Agent Handoffs Need a Context Layer
A neutral layer for routing context across tools, models, and trust boundaries.
Agents will not scale by working alone. They will scale by learning how to hand work off.
Your trusted agent will hand off work to specialized agents across tools, models, and trust boundaries. Some will access private data. Some will operate inside vendor systems. Some will represent people or organizations you do not control.
Every handoff is a decision: what travels, what stays, and what should never have moved.
The surrounding infrastructure for the agent-to-agent economy is already being built. Communication protocols are converging: Anthropic's MCP, Google's A2A. Payments are maturing: Coinbase's x402, Stripe's MPP, Visa's Trusted Agent Protocol. Identity and reputation are being built from several directions: Microsoft Entra Agent ID, Okta AI Agents, Ethereum ERC-8004, World ID.
These are necessary primitives. But they do not decide what context crosses the boundary.
That is the missing layer: context routing. Not communication. Not payment. Not identity.

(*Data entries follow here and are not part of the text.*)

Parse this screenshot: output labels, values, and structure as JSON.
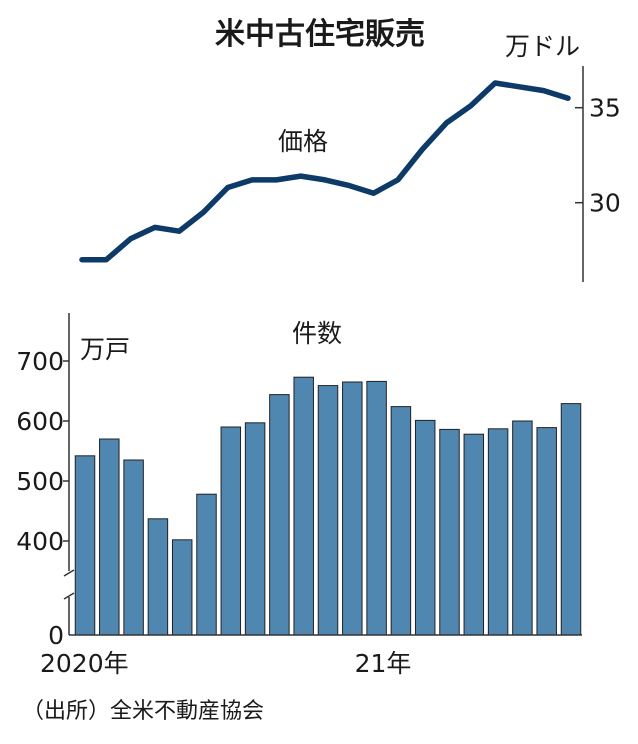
{
  "chart_data": [
    {
      "type": "line",
      "title": "米中古住宅販売",
      "series_label": "価格",
      "unit": "万ドル",
      "yticks": [
        30,
        35
      ],
      "ylim": [
        26,
        37
      ],
      "line_color": "#0d3a66",
      "x": [
        "2020-01",
        "2020-02",
        "2020-03",
        "2020-04",
        "2020-05",
        "2020-06",
        "2020-07",
        "2020-08",
        "2020-09",
        "2020-10",
        "2020-11",
        "2020-12",
        "2021-01",
        "2021-02",
        "2021-03",
        "2021-04",
        "2021-05",
        "2021-06",
        "2021-07",
        "2021-08",
        "2021-09"
      ],
      "values": [
        27.0,
        27.0,
        28.1,
        28.7,
        28.5,
        29.5,
        30.8,
        31.2,
        31.2,
        31.4,
        31.2,
        30.9,
        30.5,
        31.2,
        32.8,
        34.2,
        35.1,
        36.3,
        36.1,
        35.9,
        35.5
      ]
    },
    {
      "type": "bar",
      "series_label": "件数",
      "unit": "万戸",
      "yticks": [
        0,
        400,
        500,
        600,
        700
      ],
      "axis_break": [
        0,
        400
      ],
      "bar_color": "#4f87b0",
      "xtick_labels": [
        {
          "index": 0,
          "label": "2020年"
        },
        {
          "index": 12,
          "label": "21年"
        }
      ],
      "x": [
        "2020-01",
        "2020-02",
        "2020-03",
        "2020-04",
        "2020-05",
        "2020-06",
        "2020-07",
        "2020-08",
        "2020-09",
        "2020-10",
        "2020-11",
        "2020-12",
        "2021-01",
        "2021-02",
        "2021-03",
        "2021-04",
        "2021-05",
        "2021-06",
        "2021-07",
        "2021-08",
        "2021-09"
      ],
      "values": [
        542,
        570,
        535,
        437,
        402,
        478,
        590,
        597,
        644,
        673,
        659,
        665,
        666,
        624,
        601,
        586,
        578,
        587,
        600,
        589,
        629
      ]
    }
  ],
  "source": "（出所）全米不動産協会"
}
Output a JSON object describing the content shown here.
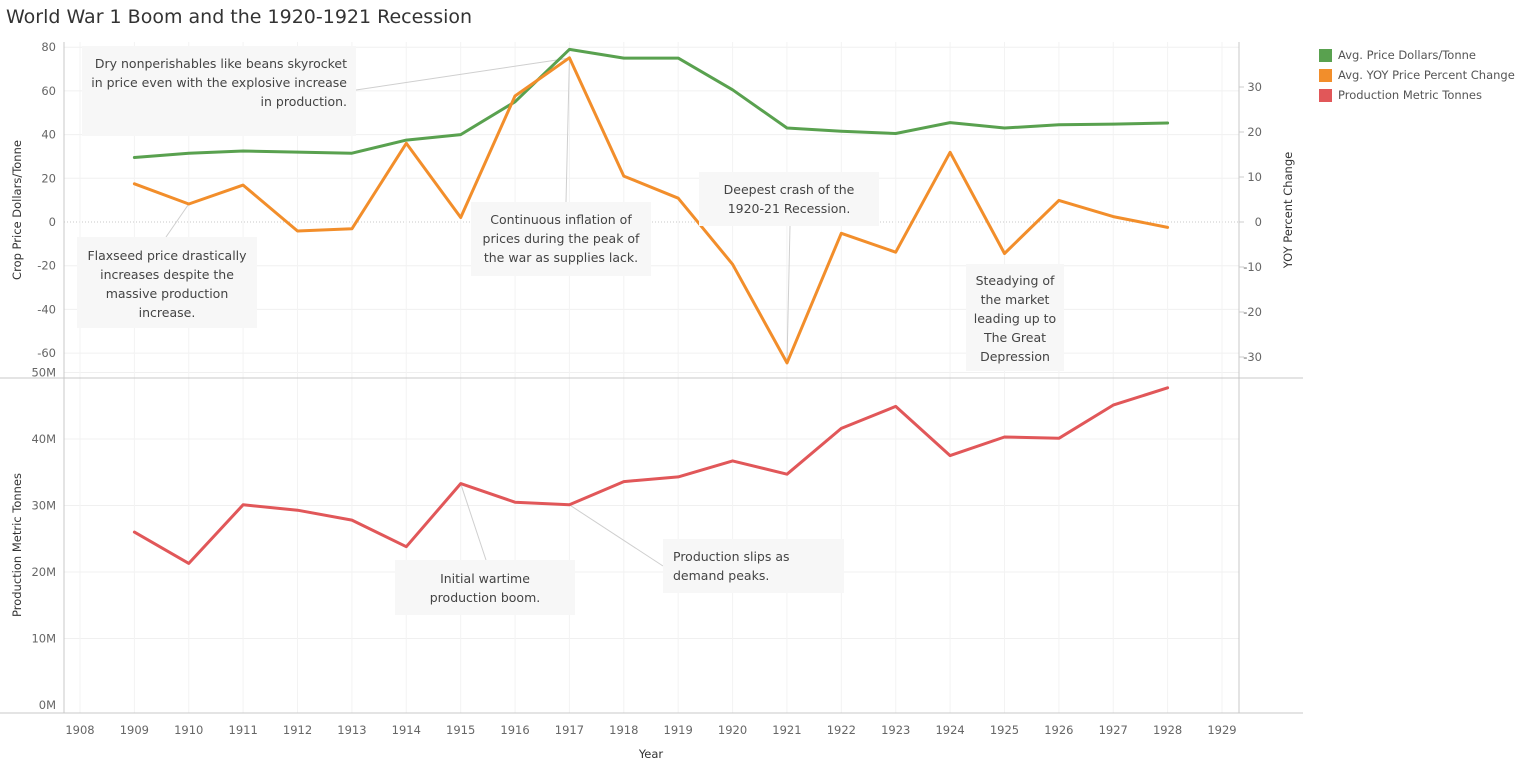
{
  "title": "World War 1 Boom and the 1920-1921 Recession",
  "legend": {
    "items": [
      {
        "label": "Avg. Price Dollars/Tonne",
        "color": "#59a14f"
      },
      {
        "label": "Avg. YOY Price Percent Change",
        "color": "#f28e2b"
      },
      {
        "label": "Production Metric Tonnes",
        "color": "#e15759"
      }
    ]
  },
  "annotations": {
    "beans": "Dry nonperishables like beans skyrocket in price even with the explosive increase in production.",
    "flaxseed": "Flaxseed price drastically increases despite the massive production increase.",
    "inflation": "Continuous inflation of prices during the peak of the war as supplies lack.",
    "crash": "Deepest crash of the 1920-21 Recession.",
    "steadying": "Steadying of the market leading up to The Great Depression",
    "boom": "Initial wartime production boom.",
    "slips": "Production slips as demand peaks."
  },
  "chart_data": {
    "type": "line",
    "title": "World War 1 Boom and the 1920-1921 Recession",
    "xlabel": "Year",
    "x_ticks": [
      1908,
      1909,
      1910,
      1911,
      1912,
      1913,
      1914,
      1915,
      1916,
      1917,
      1918,
      1919,
      1920,
      1921,
      1922,
      1923,
      1924,
      1925,
      1926,
      1927,
      1928,
      1929
    ],
    "xlim": [
      1908,
      1929
    ],
    "x": [
      1909,
      1910,
      1911,
      1912,
      1913,
      1914,
      1915,
      1916,
      1917,
      1918,
      1919,
      1920,
      1921,
      1922,
      1923,
      1924,
      1925,
      1926,
      1927,
      1928
    ],
    "top_panel": {
      "ylabel_left": "Crop Price Dollars/Tonne",
      "ylabel_right": "YOY Percent Change",
      "ylim_left": [
        -70,
        80
      ],
      "yticks_left": [
        80,
        60,
        40,
        20,
        0,
        -20,
        -40,
        -60
      ],
      "ylim_right": [
        -35,
        37.5
      ],
      "yticks_right": [
        30,
        20,
        10,
        0,
        -10,
        -20,
        -30
      ],
      "series": [
        {
          "name": "Avg. Price Dollars/Tonne",
          "axis": "left",
          "color": "#59a14f",
          "values": [
            29.5,
            31.5,
            32.5,
            32,
            31.5,
            37.5,
            40,
            55,
            79,
            75,
            75,
            60.5,
            43,
            41.5,
            40.5,
            45.5,
            43,
            44.5,
            44.8,
            45.3
          ]
        },
        {
          "name": "Avg. YOY Price Percent Change",
          "axis": "right",
          "color": "#f28e2b",
          "values": [
            8.5,
            4,
            8.2,
            -2,
            -1.5,
            17.5,
            1,
            28,
            36.5,
            10.2,
            5.3,
            -9.4,
            -31.3,
            -2.5,
            -6.7,
            15.5,
            -7,
            4.8,
            1.2,
            -1.2
          ]
        }
      ]
    },
    "bottom_panel": {
      "ylabel": "Production Metric Tonnes",
      "ylim": [
        0,
        50
      ],
      "yticks": [
        0,
        10,
        20,
        30,
        40,
        50
      ],
      "ytick_labels": [
        "0M",
        "10M",
        "20M",
        "30M",
        "40M",
        "50M"
      ],
      "series": [
        {
          "name": "Production Metric Tonnes",
          "color": "#e15759",
          "unit": "M",
          "values": [
            26,
            21.3,
            30.1,
            29.3,
            27.8,
            23.8,
            33.3,
            30.5,
            30.1,
            33.6,
            34.3,
            36.7,
            34.7,
            41.6,
            44.9,
            37.5,
            40.3,
            40.1,
            45.1,
            47.7
          ]
        }
      ]
    }
  }
}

The path to context routing
The context layer has one job: route the right context to the right agent at the right time.
We are building toward that in three phases.
Phase 1: Structuring context
Flat context does not scale. Long-running sessions accumulate tool outputs, bury constraints, and degrade through compaction. This is what we have called context collapse in prior writing.
The first step is to treat context as structured, retrievable state rather than a single growing stream. Each episode captures a unit of agent work: the user message, tool calls, tool results, agent response, decisions, and constraints needed to recover that work later. Episodes are indexed for retrieval and curated at each step.
This is the foundation. It is shipped.
Phase 2: Scaling context with sub-agents
Once context is structured, it can be scoped and distributed. That makes sub-agents practical.
A single agent should not carry the full trace of every branch in a task. When a task splits, context should split with it. A search agent gets the query, source constraints, and retrieval objective. A synthesis agent gets the relevant findings, original goal, and constraints that must survive. Different job, different context.
Context stops scaling vertically inside one window. It starts scaling horizontally across sub-agents, each working with only the context it needs.
The hard problems are decomposition and composition: what should be split out, what should each sub-agent receive, and how do results come back without losing constraints or creating more noise.
The next step is to make this operational: scoped sub-agent creation, context packets for each task, structured return values, and traceable composition back into the main agent. The goal is not to spawn more agents. The goal is to make delegation reliable without bloating the parent context.
Well-managed context matters more than model scale. Better context management and better decomposition let smaller or open models do work that would otherwise require frontier systems.
Proving that out means showing real workflows where smaller models complete tasks that otherwise need larger models, longer windows, or repeated retries.
This is where active research sits.
Phase 3: Routing context across agents
This is the frontier.
It starts with your own agents. Then agents you trust. Then agents in the wild.
Every step outward increases the trust boundary. As context moves across those boundaries, the risks rise. Agents can overshare. They can share too little, losing critical constraints. They can be manipulated into revealing context they should not expose.
Privacy, sovereignty, and user intent are no longer implicit. They have to be carried explicitly.
Communication protocols help agents connect. They do not decide what should ride across those connections, or with what boundaries.
That is the layer we are building toward: harness-independent and model-independent, sitting above communication protocols as the context decision layer.
This is not a solved problem. It is a necessary one.
This is where we are heading.
Why this matters
The agent-to-agent economy is coming regardless. The question is who owns the boundary.
If context routing lives inside one runtime, your agents are captive to that runtime. It decides what gets shared, what gets summarized away, what constraints survive, and what the next agent is allowed to see. Your trust boundary becomes a product feature controlled by someone else.
That is not enough for an agent world that crosses tools, models, companies, and users.
The context layer has to be open and neutral. Structurally, it can be. Storage vendors are paid to retain context, not to decide what should not move. Orchestration frameworks describe who calls whom, not what travels with the call. Model vendors ship their own harnesses, and a neutral routing layer cuts against the logic of lock-in. None of them is the routing layer.
For enterprises, this is not just architecture. It is explainability, auditability, and compliance. If agents hand work to other agents, teams need to know what moved, why it moved, who received it, and under what policy.
If context routing is neutral, three things become possible: agents work across runtimes, constraints survive handoffs, and delegation works across vendors instead of only inside one stack.
Contexto is the Context Engine we are building for that world. Harness-independent, model-independent, and built in the open.
Because the future is not one agent doing everything. It is agents collaborating with other agents. And when that happens, the most important infrastructure is not just who can connect, who can pay, or who can prove identity. It is who routes the context.